Try these specific revision strategies for editing your piece:
Check your tenses. As you read, make sure that your tenses are consistent. Is everything in past tense? Present tense? When your tenses change, does it make sense? For example, you character might be remembering something that happened to them several years ago which would require past tense. Checkthisout for help.
Strengthen your verbs: Go through your piece and take note of verbs that are not specific or dynamic. For example, in the following sentence: How to make your draft better reads different than How to strengthen your draft. Strengthen is more specific and it helps to make the sentence more concise.
Cut long sentences in two: I’m not talking about run-on sentences. Many long sentences are grammatically correct. But long sentences often contain several ideas, so they can easily lose the reader’s focus because they don’t provide a break, leading readers to get stuck or lose interest, and perhaps the reader might get bored and go watch TV instead. See what I mean? If you spot a comma-heavy sentence, try to give each idea its own sentence.
Axe the adverbs (a.k.a. -ly words): Adverbs weaken your copy because these excess words are not truly descriptive. Rather than saying the girl runs quickly, say she sprints. Instead of describing the cat as walking slowly, say he creeps or tiptoes. The screen door didn’t shut noisily, it banged shut. Find a more powerful verb to replace the weak verb + weak -ly adverb combo.
When authors share their work, they typically read a brief excerpt to an audience and then talk about how/why they wrote that excerpt in the way that they did. Create a 2-5 minute video or audio of yourself reading a portion of your piece out loud. Why did you choose this excerpt? What were your goals in writing it? Make sure to leave us wanting more so that we will read your entire piece when it is published. Here are some tips on reading out loud.
To prepare for your reading, do the following:
Choose an excerpt that hooks readers.
Practice what you want to say about the excerpt.

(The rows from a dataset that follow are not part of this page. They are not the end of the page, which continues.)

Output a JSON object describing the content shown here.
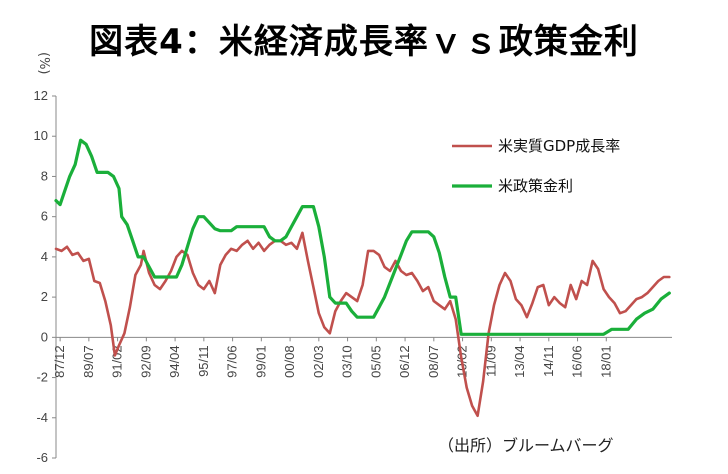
{
  "title": "図表4：米経済成長率ｖｓ政策金利",
  "unit": "(%)",
  "source": "（出所）ブルームバーグ",
  "chart_data": {
    "type": "line",
    "ylim": [
      -6,
      12
    ],
    "yticks": [
      -6,
      -4,
      -2,
      0,
      2,
      4,
      6,
      8,
      10,
      12
    ],
    "xticks": [
      "87/12",
      "89/07",
      "91/02",
      "92/09",
      "94/04",
      "95/11",
      "97/06",
      "99/01",
      "00/08",
      "02/03",
      "03/10",
      "05/05",
      "06/12",
      "08/07",
      "10/02",
      "11/09",
      "13/04",
      "14/11",
      "16/06",
      "18/01"
    ],
    "legend_position": "top-right",
    "grid": false,
    "series": [
      {
        "name": "米実質GDP成長率",
        "color": "#c0504d",
        "points": [
          [
            0,
            4.4
          ],
          [
            0.2,
            4.3
          ],
          [
            0.4,
            4.5
          ],
          [
            0.6,
            4.1
          ],
          [
            0.8,
            4.2
          ],
          [
            1,
            3.8
          ],
          [
            1.2,
            3.9
          ],
          [
            1.4,
            2.8
          ],
          [
            1.6,
            2.7
          ],
          [
            1.8,
            1.8
          ],
          [
            2,
            0.6
          ],
          [
            2.15,
            -0.9
          ],
          [
            2.3,
            -0.4
          ],
          [
            2.5,
            0.2
          ],
          [
            2.7,
            1.5
          ],
          [
            2.9,
            3.1
          ],
          [
            3.1,
            3.6
          ],
          [
            3.2,
            4.3
          ],
          [
            3.4,
            3.2
          ],
          [
            3.6,
            2.6
          ],
          [
            3.8,
            2.4
          ],
          [
            4,
            2.8
          ],
          [
            4.2,
            3.3
          ],
          [
            4.4,
            4.0
          ],
          [
            4.6,
            4.3
          ],
          [
            4.8,
            4.1
          ],
          [
            5,
            3.2
          ],
          [
            5.2,
            2.6
          ],
          [
            5.4,
            2.4
          ],
          [
            5.6,
            2.8
          ],
          [
            5.8,
            2.2
          ],
          [
            6,
            3.6
          ],
          [
            6.2,
            4.1
          ],
          [
            6.4,
            4.4
          ],
          [
            6.6,
            4.3
          ],
          [
            6.8,
            4.6
          ],
          [
            7,
            4.8
          ],
          [
            7.2,
            4.4
          ],
          [
            7.4,
            4.7
          ],
          [
            7.6,
            4.3
          ],
          [
            7.8,
            4.6
          ],
          [
            8,
            4.8
          ],
          [
            8.2,
            4.8
          ],
          [
            8.4,
            4.6
          ],
          [
            8.6,
            4.7
          ],
          [
            8.8,
            4.4
          ],
          [
            9,
            5.2
          ],
          [
            9.2,
            3.8
          ],
          [
            9.4,
            2.5
          ],
          [
            9.6,
            1.2
          ],
          [
            9.8,
            0.5
          ],
          [
            10,
            0.2
          ],
          [
            10.2,
            1.3
          ],
          [
            10.4,
            1.8
          ],
          [
            10.6,
            2.2
          ],
          [
            10.8,
            2.0
          ],
          [
            11,
            1.8
          ],
          [
            11.2,
            2.6
          ],
          [
            11.4,
            4.3
          ],
          [
            11.6,
            4.3
          ],
          [
            11.8,
            4.1
          ],
          [
            12,
            3.5
          ],
          [
            12.2,
            3.3
          ],
          [
            12.4,
            3.8
          ],
          [
            12.6,
            3.3
          ],
          [
            12.8,
            3.1
          ],
          [
            13,
            3.2
          ],
          [
            13.2,
            2.8
          ],
          [
            13.4,
            2.3
          ],
          [
            13.6,
            2.5
          ],
          [
            13.8,
            1.8
          ],
          [
            14,
            1.6
          ],
          [
            14.2,
            1.4
          ],
          [
            14.4,
            1.8
          ],
          [
            14.6,
            0.9
          ],
          [
            14.8,
            -1.0
          ],
          [
            15,
            -2.5
          ],
          [
            15.2,
            -3.4
          ],
          [
            15.4,
            -3.9
          ],
          [
            15.6,
            -2.2
          ],
          [
            15.8,
            0.2
          ],
          [
            16,
            1.6
          ],
          [
            16.2,
            2.6
          ],
          [
            16.4,
            3.2
          ],
          [
            16.6,
            2.8
          ],
          [
            16.8,
            1.9
          ],
          [
            17,
            1.6
          ],
          [
            17.2,
            1.0
          ],
          [
            17.4,
            1.7
          ],
          [
            17.6,
            2.5
          ],
          [
            17.8,
            2.6
          ],
          [
            18,
            1.6
          ],
          [
            18.2,
            2.0
          ],
          [
            18.4,
            1.7
          ],
          [
            18.6,
            1.5
          ],
          [
            18.8,
            2.6
          ],
          [
            19,
            1.9
          ],
          [
            19.2,
            2.8
          ],
          [
            19.4,
            2.6
          ],
          [
            19.6,
            3.8
          ],
          [
            19.8,
            3.4
          ],
          [
            20,
            2.4
          ],
          [
            20.2,
            2.0
          ],
          [
            20.4,
            1.7
          ],
          [
            20.6,
            1.2
          ],
          [
            20.8,
            1.3
          ],
          [
            21,
            1.6
          ],
          [
            21.2,
            1.9
          ],
          [
            21.4,
            2.0
          ],
          [
            21.6,
            2.2
          ],
          [
            21.8,
            2.5
          ],
          [
            22,
            2.8
          ],
          [
            22.2,
            3.0
          ],
          [
            22.4,
            3.0
          ]
        ]
      },
      {
        "name": "米政策金利",
        "color": "#1aaf3a",
        "points": [
          [
            0,
            6.8
          ],
          [
            0.15,
            6.6
          ],
          [
            0.3,
            7.2
          ],
          [
            0.5,
            8.0
          ],
          [
            0.7,
            8.6
          ],
          [
            0.9,
            9.8
          ],
          [
            1.1,
            9.6
          ],
          [
            1.3,
            9.0
          ],
          [
            1.5,
            8.2
          ],
          [
            1.7,
            8.2
          ],
          [
            1.9,
            8.2
          ],
          [
            2.1,
            8.0
          ],
          [
            2.3,
            7.4
          ],
          [
            2.4,
            6.0
          ],
          [
            2.6,
            5.6
          ],
          [
            2.8,
            4.8
          ],
          [
            3,
            4.0
          ],
          [
            3.2,
            4.0
          ],
          [
            3.4,
            3.5
          ],
          [
            3.6,
            3.0
          ],
          [
            3.8,
            3.0
          ],
          [
            4,
            3.0
          ],
          [
            4.2,
            3.0
          ],
          [
            4.4,
            3.0
          ],
          [
            4.6,
            3.6
          ],
          [
            4.8,
            4.5
          ],
          [
            5,
            5.4
          ],
          [
            5.2,
            6.0
          ],
          [
            5.4,
            6.0
          ],
          [
            5.6,
            5.7
          ],
          [
            5.8,
            5.4
          ],
          [
            6,
            5.3
          ],
          [
            6.2,
            5.3
          ],
          [
            6.4,
            5.3
          ],
          [
            6.6,
            5.5
          ],
          [
            6.8,
            5.5
          ],
          [
            7,
            5.5
          ],
          [
            7.2,
            5.5
          ],
          [
            7.4,
            5.5
          ],
          [
            7.6,
            5.5
          ],
          [
            7.8,
            5.0
          ],
          [
            8,
            4.8
          ],
          [
            8.2,
            4.8
          ],
          [
            8.4,
            5.0
          ],
          [
            8.6,
            5.5
          ],
          [
            8.8,
            6.0
          ],
          [
            9,
            6.5
          ],
          [
            9.2,
            6.5
          ],
          [
            9.4,
            6.5
          ],
          [
            9.6,
            5.5
          ],
          [
            9.8,
            4.0
          ],
          [
            10,
            2.0
          ],
          [
            10.2,
            1.7
          ],
          [
            10.4,
            1.7
          ],
          [
            10.6,
            1.7
          ],
          [
            10.8,
            1.3
          ],
          [
            11,
            1.0
          ],
          [
            11.2,
            1.0
          ],
          [
            11.4,
            1.0
          ],
          [
            11.6,
            1.0
          ],
          [
            11.8,
            1.5
          ],
          [
            12,
            2.0
          ],
          [
            12.2,
            2.7
          ],
          [
            12.4,
            3.4
          ],
          [
            12.6,
            4.1
          ],
          [
            12.8,
            4.8
          ],
          [
            13,
            5.25
          ],
          [
            13.2,
            5.25
          ],
          [
            13.4,
            5.25
          ],
          [
            13.6,
            5.25
          ],
          [
            13.8,
            5.0
          ],
          [
            14,
            4.2
          ],
          [
            14.2,
            3.0
          ],
          [
            14.4,
            2.0
          ],
          [
            14.6,
            2.0
          ],
          [
            14.8,
            0.15
          ],
          [
            15,
            0.15
          ],
          [
            15.4,
            0.15
          ],
          [
            16,
            0.15
          ],
          [
            17,
            0.15
          ],
          [
            18,
            0.15
          ],
          [
            19,
            0.15
          ],
          [
            20,
            0.15
          ],
          [
            20.3,
            0.4
          ],
          [
            20.6,
            0.4
          ],
          [
            20.9,
            0.4
          ],
          [
            21.2,
            0.9
          ],
          [
            21.5,
            1.2
          ],
          [
            21.8,
            1.4
          ],
          [
            22.1,
            1.9
          ],
          [
            22.4,
            2.2
          ]
        ]
      }
    ]
  }
}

Give listeners just enough insight to peak their interest. Don’t say too much, though, because they won’t be driven to read your piece.
Slow down! When we are nervous, we tend to read fast so we can get done sooner. Slow down so that listeners can hang on to the words you carefully wrote.
Practice! Read it to yourself in the mirror. Record yourself and watch/listen to it. Figure out what is most powerful and go for it.
“Publishing a book is like stuffing a note into a bottle and hurling it into the sea. Some bottles drown, some come safe to land, where the notes are read and then possibly cherished, or else misinterpreted, or else understood all too well by those who hate the message. You never know who your readers might be.” ― Margaret Atwood
Congratulations! You made it through the final week. Now you have a final piece that you are proud of and it’s time to share it with others. There are many ways to publish your final piece. You can create a website that showcases your work (e.g., weebly is free). You can use Wattpad, Storybird, Storyboard, or Storyjumper. You can also use a simple word document. Take a look at how campers have published in the past by looking through our past publications. Once you get it online in the format of your choice, send it to us (firstname.lastname@example.org) and we will publish it on our website.
What advice would you give to people about writing? We will post this advice on our website for future campers.
Make your own author talk! We would love to publish a short video (1-2 minutes) of you talking about your final piece. Use the videos that you’ve watched all week as a model.